– Им не хватает устойчивости, – говорил Грабб, повторяя вычитанное из газет. – Кабрируют и кабрируют, пока не развалятся на части.

После двух лет ожиданий и сомнительных успехов эксперименты пошли на убыль; общественности и газетам наскучили дорогие фоторепродукции, оптимистические отчеты и непрерывная череда побед, катастроф и наступавшего за ними смущенного безмолвия. Полеты на аэропланах сошли на нет, даже воздушные шары до определенной степени вышли из моды, хотя и оставались популярным видом спорта, продолжая набирать гравий у причала рядом с газовым заводом Бан-Хилла и сбрасывать его на лужайки и огороды почтенных граждан. Том, воспрянув духом, прожил шесть спокойных лет, по крайней мере спокойных по части полетов. Наступили великие времена развития монорельсовых дорог, и его тревоги переместились с заоблачных высей на грозные признаки перемен не так далеко от поверхности земли.

Разговоры о монорельсе шли не первый год. Однако реальное непотребство началось, когда Бреннан ошеломил Королевское общество, представив проект гироскопического монорельсового вагона. Изобретение стало главной сенсацией на светских приемах 1907 года. Знаменитый демонстрационный зал не вмещал всех желающих. Отважные вояки, корифеи сионизма, заслуженные писатели, благородные дамы толпились в узких проходах, вонзая изысканные локти в оберегаемые высшим светом ребра, и почитали за счастье хоть краешком глаза увидеть кусочек рельса. Великий изобретатель невнятно, но убедительно объяснил свое открытие, а крохотная модель поездов будущего послушно бегала по наклонным плоскостям, делала повороты и перескакивала через обвисший провод. Она двигалась по одиночному рельсу на единственном ряде колес, была проста и эффективна. Модель делала остановки и сдавала задним ходом, сохраняя идеальное равновесие. Каждое ее движение вызывало взрыв аплодисментов. Наконец публика начала расходиться, обсуждая сомнительное удовольствие преодоления пропасти с помощью проволочной шины: «А ну как гироскоп откажет?!» Мало кто мог предвидеть хотя бы одну десятую того, чем монорельс Бреннана обернется для ценных бумаг железнодорожных компаний и лика планеты.

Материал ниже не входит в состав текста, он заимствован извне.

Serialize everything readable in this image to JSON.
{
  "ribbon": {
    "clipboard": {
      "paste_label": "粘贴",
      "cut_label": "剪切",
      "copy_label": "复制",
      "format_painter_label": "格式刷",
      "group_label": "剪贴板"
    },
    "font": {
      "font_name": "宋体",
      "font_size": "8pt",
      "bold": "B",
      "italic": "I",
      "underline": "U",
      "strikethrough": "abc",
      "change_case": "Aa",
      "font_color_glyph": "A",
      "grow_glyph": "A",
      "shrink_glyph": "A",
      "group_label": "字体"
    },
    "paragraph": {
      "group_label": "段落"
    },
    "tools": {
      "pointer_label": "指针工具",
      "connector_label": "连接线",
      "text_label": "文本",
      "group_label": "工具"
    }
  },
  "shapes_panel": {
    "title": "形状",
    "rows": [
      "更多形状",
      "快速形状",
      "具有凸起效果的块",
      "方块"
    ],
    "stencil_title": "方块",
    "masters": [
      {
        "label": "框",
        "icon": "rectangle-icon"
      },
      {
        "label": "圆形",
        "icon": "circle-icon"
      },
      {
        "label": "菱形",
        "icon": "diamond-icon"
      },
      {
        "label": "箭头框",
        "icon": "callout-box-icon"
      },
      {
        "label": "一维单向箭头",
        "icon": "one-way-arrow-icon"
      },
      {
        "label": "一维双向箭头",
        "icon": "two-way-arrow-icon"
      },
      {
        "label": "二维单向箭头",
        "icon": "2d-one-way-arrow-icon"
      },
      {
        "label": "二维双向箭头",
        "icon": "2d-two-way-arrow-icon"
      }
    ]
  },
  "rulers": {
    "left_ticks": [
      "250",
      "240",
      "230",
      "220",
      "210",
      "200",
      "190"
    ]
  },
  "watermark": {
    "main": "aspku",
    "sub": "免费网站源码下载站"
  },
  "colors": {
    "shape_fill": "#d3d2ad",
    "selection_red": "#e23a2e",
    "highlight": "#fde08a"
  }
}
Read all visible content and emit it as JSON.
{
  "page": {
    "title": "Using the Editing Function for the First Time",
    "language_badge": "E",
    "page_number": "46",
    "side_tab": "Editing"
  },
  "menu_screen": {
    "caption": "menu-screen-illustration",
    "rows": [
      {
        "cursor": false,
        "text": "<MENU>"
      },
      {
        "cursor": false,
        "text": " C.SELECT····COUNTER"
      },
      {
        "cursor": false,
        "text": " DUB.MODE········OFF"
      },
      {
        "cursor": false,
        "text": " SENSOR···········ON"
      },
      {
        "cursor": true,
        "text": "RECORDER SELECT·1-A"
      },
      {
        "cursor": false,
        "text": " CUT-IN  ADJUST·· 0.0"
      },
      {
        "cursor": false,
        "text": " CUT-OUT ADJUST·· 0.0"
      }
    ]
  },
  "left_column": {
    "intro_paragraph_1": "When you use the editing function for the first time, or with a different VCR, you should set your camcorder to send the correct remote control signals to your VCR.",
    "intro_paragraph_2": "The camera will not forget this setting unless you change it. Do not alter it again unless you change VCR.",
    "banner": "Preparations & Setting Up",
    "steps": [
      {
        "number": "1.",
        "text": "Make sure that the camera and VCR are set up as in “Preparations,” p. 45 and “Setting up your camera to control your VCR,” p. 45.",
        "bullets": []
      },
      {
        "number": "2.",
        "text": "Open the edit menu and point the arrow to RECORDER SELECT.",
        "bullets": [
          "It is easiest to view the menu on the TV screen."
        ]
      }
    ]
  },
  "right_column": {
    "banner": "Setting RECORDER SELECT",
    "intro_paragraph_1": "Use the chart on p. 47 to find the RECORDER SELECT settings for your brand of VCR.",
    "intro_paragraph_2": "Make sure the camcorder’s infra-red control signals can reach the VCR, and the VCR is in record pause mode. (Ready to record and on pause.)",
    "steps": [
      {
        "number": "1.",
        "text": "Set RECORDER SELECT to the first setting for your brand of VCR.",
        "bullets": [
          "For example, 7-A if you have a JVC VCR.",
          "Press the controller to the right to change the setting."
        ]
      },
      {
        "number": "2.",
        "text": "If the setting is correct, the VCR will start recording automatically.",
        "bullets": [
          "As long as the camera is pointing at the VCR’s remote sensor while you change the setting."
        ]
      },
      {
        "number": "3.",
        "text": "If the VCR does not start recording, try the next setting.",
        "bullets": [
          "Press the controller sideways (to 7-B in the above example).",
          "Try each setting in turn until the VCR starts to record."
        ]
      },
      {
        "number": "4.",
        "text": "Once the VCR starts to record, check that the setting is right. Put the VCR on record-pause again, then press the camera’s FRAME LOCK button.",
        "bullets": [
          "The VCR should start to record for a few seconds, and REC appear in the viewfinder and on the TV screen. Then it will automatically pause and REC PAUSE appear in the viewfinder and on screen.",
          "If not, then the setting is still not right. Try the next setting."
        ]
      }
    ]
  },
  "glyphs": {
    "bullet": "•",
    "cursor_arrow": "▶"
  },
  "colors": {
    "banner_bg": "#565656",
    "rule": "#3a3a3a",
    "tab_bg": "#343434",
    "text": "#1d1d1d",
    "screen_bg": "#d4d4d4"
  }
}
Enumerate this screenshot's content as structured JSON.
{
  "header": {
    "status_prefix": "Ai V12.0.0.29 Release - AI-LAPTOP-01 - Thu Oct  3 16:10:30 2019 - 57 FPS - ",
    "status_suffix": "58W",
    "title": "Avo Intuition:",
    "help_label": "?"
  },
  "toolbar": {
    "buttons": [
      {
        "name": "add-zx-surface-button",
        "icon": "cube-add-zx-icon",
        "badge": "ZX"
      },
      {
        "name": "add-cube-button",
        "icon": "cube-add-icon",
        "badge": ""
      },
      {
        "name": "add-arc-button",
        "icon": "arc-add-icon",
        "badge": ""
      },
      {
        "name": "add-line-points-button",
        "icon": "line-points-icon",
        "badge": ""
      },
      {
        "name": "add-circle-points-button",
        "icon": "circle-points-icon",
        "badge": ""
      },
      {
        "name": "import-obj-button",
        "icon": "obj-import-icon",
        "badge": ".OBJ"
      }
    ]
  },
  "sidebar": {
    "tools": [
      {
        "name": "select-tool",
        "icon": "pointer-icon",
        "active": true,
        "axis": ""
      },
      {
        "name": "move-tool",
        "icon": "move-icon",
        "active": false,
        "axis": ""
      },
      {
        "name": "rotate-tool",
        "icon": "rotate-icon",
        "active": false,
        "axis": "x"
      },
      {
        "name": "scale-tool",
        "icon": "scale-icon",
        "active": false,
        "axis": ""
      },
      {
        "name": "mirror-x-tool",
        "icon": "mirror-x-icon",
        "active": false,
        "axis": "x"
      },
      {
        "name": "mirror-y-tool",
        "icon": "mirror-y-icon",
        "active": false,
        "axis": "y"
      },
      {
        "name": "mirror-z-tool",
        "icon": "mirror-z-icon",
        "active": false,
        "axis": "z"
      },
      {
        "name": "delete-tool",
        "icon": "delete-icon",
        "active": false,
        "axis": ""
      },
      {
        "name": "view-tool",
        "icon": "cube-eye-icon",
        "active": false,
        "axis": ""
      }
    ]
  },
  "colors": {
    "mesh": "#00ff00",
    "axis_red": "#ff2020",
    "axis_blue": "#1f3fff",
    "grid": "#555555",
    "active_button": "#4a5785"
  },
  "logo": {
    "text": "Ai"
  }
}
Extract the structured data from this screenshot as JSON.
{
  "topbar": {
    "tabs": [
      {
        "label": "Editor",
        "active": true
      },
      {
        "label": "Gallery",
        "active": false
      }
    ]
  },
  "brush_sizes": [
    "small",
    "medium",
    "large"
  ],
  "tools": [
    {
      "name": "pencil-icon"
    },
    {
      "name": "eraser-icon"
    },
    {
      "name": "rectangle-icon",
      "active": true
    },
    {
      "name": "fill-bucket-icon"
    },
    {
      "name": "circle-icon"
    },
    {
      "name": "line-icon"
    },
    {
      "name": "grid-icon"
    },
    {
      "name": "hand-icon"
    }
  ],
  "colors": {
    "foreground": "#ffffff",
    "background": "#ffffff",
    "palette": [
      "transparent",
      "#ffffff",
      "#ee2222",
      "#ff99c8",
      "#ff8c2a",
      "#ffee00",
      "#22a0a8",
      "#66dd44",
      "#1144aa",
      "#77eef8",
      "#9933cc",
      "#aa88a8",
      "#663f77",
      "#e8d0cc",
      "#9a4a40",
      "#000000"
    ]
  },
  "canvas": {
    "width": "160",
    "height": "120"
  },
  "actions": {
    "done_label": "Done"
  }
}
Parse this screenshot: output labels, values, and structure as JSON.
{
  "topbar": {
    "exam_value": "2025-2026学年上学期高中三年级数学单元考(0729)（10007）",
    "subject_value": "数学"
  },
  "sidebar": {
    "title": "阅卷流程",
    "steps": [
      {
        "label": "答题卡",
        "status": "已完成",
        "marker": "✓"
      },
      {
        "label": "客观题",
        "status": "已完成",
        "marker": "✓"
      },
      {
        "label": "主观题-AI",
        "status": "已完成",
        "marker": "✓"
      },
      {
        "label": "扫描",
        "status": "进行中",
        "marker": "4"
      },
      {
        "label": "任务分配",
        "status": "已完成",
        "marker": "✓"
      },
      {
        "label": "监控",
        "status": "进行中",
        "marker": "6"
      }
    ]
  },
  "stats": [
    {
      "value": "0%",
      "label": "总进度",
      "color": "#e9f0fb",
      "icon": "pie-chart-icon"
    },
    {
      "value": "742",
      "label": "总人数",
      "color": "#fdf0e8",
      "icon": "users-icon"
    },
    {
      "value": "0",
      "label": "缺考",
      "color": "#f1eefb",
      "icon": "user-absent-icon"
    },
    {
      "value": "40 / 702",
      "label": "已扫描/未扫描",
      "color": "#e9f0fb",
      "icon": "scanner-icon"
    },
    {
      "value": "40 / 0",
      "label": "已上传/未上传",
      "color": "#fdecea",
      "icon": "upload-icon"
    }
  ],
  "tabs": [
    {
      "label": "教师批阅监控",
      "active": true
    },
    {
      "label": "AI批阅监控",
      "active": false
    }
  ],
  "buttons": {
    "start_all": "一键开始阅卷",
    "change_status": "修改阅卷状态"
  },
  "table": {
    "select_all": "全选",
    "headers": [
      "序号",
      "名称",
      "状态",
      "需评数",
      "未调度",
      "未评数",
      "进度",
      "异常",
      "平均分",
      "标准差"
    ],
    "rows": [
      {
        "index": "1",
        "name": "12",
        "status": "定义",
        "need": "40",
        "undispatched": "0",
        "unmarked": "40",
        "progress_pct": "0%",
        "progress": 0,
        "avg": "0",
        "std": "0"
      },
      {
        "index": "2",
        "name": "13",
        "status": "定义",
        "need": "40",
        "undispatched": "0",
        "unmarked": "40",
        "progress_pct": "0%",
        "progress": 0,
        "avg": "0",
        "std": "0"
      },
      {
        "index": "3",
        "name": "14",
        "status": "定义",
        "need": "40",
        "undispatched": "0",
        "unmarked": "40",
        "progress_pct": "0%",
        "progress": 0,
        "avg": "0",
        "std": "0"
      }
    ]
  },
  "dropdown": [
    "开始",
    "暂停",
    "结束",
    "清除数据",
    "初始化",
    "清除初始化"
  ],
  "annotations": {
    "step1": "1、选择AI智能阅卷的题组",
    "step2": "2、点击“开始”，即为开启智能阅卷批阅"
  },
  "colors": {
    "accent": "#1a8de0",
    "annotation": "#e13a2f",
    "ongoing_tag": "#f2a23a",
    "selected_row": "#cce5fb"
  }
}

Прошло десять лет, и общественное мнение в корне переменилось. Очень скоро люди перестали бояться ездить по проволоке над пропастью, монорельс во многом вытеснил трамвайные и железнодорожные пути, а вместе с ними – механическую рельсовую тягу. Там, где земля была дешева, монорельс пролегал понизу, а там, где дорогá, поднимался над землей на железных опорах. Быстрые, удобные вагончики проникли во все уголки страны, полностью вытеснив прежний рельсовый транспорт.

Когда умер старый Смоллуэйс, Том не нашел сказать ничего интереснее, чем «в моем детстве не было ничего выше дымоходов, никаких тебе проводов и кабелей в небе».

Старого Смоллуэйса похоронили под густыми гирляндами проводов и кабелей, ибо Бан-Хилл превратился не только в местный узел энергосети (районная электрораспределительная компания установила рядом с газовым заводом трансформаторы и генераторную станцию), но и в остановку пригородной монорельсовой дороги. Кроме того, каждый местный лавочник и вообще каждый дом обзавелся собственным телефонным аппаратом.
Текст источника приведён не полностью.